7 thoughts on “UPDATED: Writing Workshops and How to Fail At Them

  1. While I can understand your frustration, I don’t think the blame is entirely on them. Weekly meetups sound like social gatherings to me, not write-ins. Did you check? Did you contact anyone to ask? Did you ask anyone *at the place*? It doesn’t sound like you spoke to anyone but your father, and I don’t think peering at other people’s computer screens is the most effective (or polite, or even socially acceptable) way of determining why someone is at a dining establishment.

    Maybe they do owe you an apology for not responding if you tried contacting someone to ask, but to apologize for not asking every stranger who looks like they’ve never been there before if they’re there for the writer’s group? Even ones who don’t approach them at all? I don’t think so. In fact, if I were part of this group, I would be offended and quite frankly would want an apology from *you*. Grovel? Are you serious? Because they didn’t come greet someone who happened to be eating at the same place? Someone who was probably acting kind of creepy and peering at my computer, at that? I should think not.

    1. The way the Meetup link is worded, it’s expected to be an event where you have a chance to write and connect with other writers. While it may not be a “write-in” the way NaNo runs them, it is still a writing-based event.

      When you RSVP to a Meetup, it’s sent to the coordinator so that they know who to expect.

      No, I don’t actually expect grovelling. That’s ridiculous. And as I said, I don’t believe it should be the onus of the new members to find the group itself. To not have signage, not to ask why newcomers are there, not have any indication that an event was happening, is not how any sort of event should be run.

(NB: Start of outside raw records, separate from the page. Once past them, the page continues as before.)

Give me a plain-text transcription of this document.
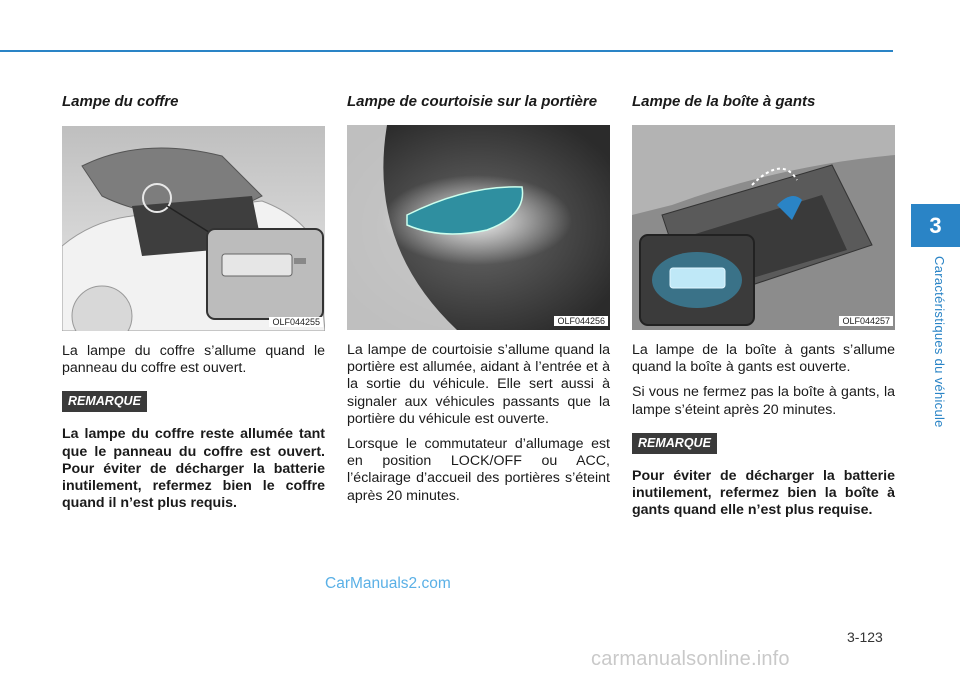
3
Caractéristiques du véhicule
Lampe du coffre
OLF044255

La lampe du coffre s’allume quand le panneau du coffre est ouvert.

REMARQUE

La lampe du coffre reste allumée tant que le panneau du coffre est ouvert. Pour éviter de décharger la batterie inutilement, refermez bien le coffre quand il n’est plus requis.

Lampe de courtoisie sur la portière
OLF044256

La lampe de courtoisie s’allume quand la portière est allumée, aidant à l’entrée et à la sortie du véhicule. Elle sert aussi à signaler aux véhicules passants que la portière du véhicule est ouverte.

Lorsque le commutateur d’allumage est en position LOCK/OFF ou ACC, l’éclairage d’accueil des portières s’éteint après 20 minutes.

Lampe de la boîte à gants
OLF044257

La lampe de la boîte à gants s’allume quand la boîte à gants est ouverte.

Si vous ne fermez pas la boîte à gants, la lampe s’éteint après 20 minutes.

REMARQUE

Pour éviter de décharger la batterie inutilement, refermez bien la boîte à gants quand elle n’est plus requise.

CarManuals2.com
3-123
carmanualsonline.info
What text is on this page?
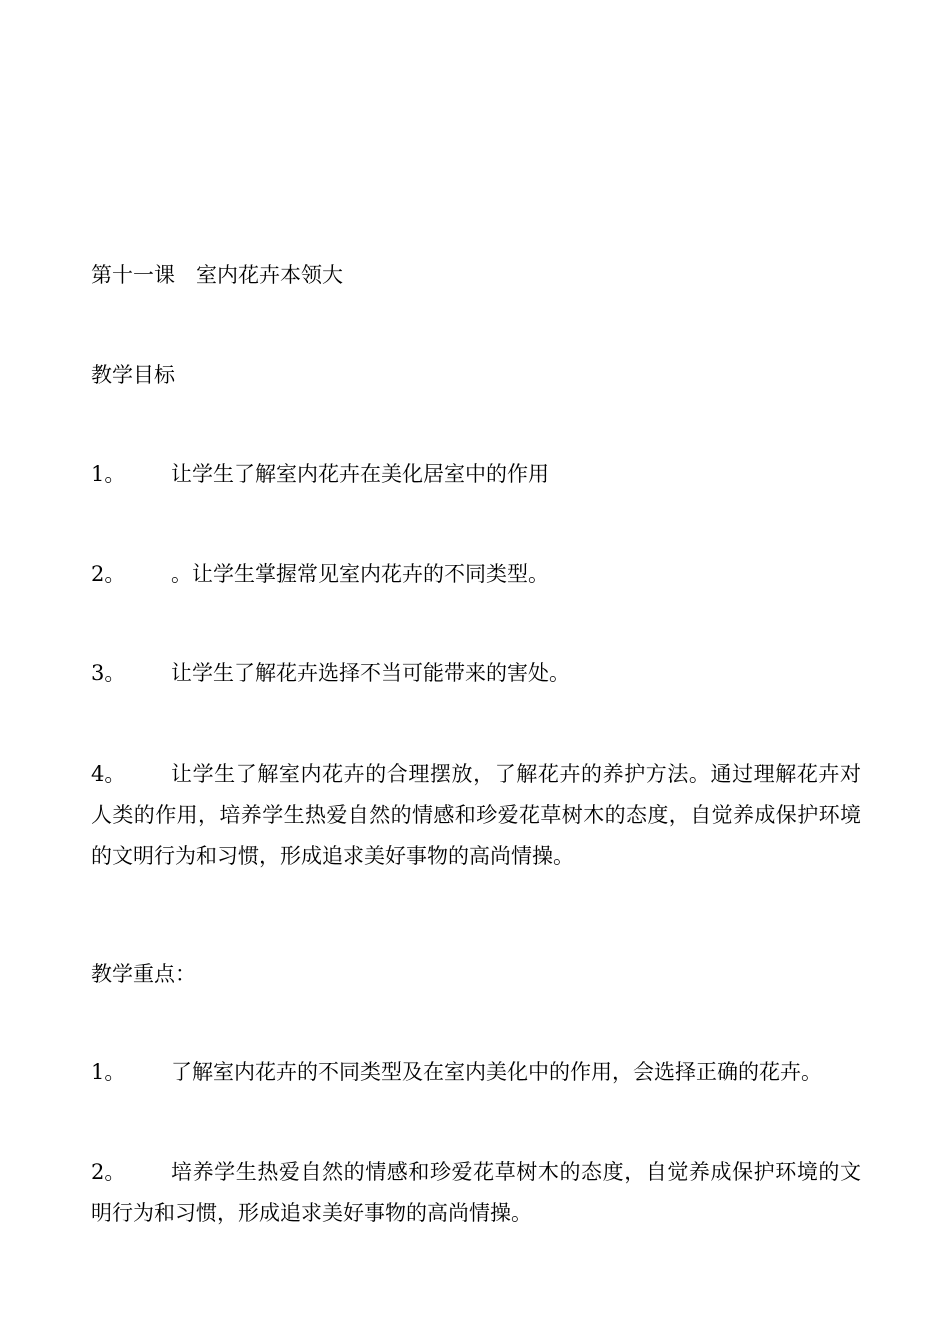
第十一课　室内花卉本领大
教学目标
1。	让学生了解室内花卉在美化居室中的作用
2。	。让学生掌握常见室内花卉的不同类型。
3。	让学生了解花卉选择不当可能带来的害处。
4。	让学生了解室内花卉的合理摆放，了解花卉的养护方法。通过理解花卉对人类的作用，培养学生热爱自然的情感和珍爱花草树木的态度，自觉养成保护环境的文明行为和习惯，形成追求美好事物的高尚情操。
教学重点：
1。	了解室内花卉的不同类型及在室内美化中的作用，会选择正确的花卉。
2。	培养学生热爱自然的情感和珍爱花草树木的态度，自觉养成保护环境的文明行为和习惯，形成追求美好事物的高尚情操。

      Nor was I “being creepy” and “peering” at anything. When we walked in, one of the men was facing away from me and as such, his screen was facing me. When I looked over, I recognized the Facebook main page.

      And yes, I’ve discussed the situation with the NaNo supervisors.

      1. “And as I said, I don’t believe it should be the onus of the new members to find the group itself.”

        Quite, that is what you said. And what I said (in significantly more words) is that even I, with my non-functional social instincts and inferior comprehension thereupon, know that more effort is expected of potential new members than simply showing up at a public place.

        In even fewer words, just to be clear: I am saying that you are wrong.

  2. As the “other person involved” I’m afraid I have to disagree with you as well Inventrix. The nature of MeetUp is to try and make integrating into new social groups as simple as possible. That’s why you notify the host that you’re coming SO THAT THEY ARE LOOKING FOR YOU. We actually did make an effort to “look” like writers, notepads, writing tools, puzzled looks as we peered around the room. That’s really all any noob should be asked for if the group is inviting them in. The burden falls on the host in ANY social situation. That’s not new, that’s old school.

    I’ve been to one other MeetUp based event and the host was watching everyone who came in, looking for the people she expected.

    In the end we goofed since neither of us got the right address. But in the theoretical sphere, I think you’re wrong.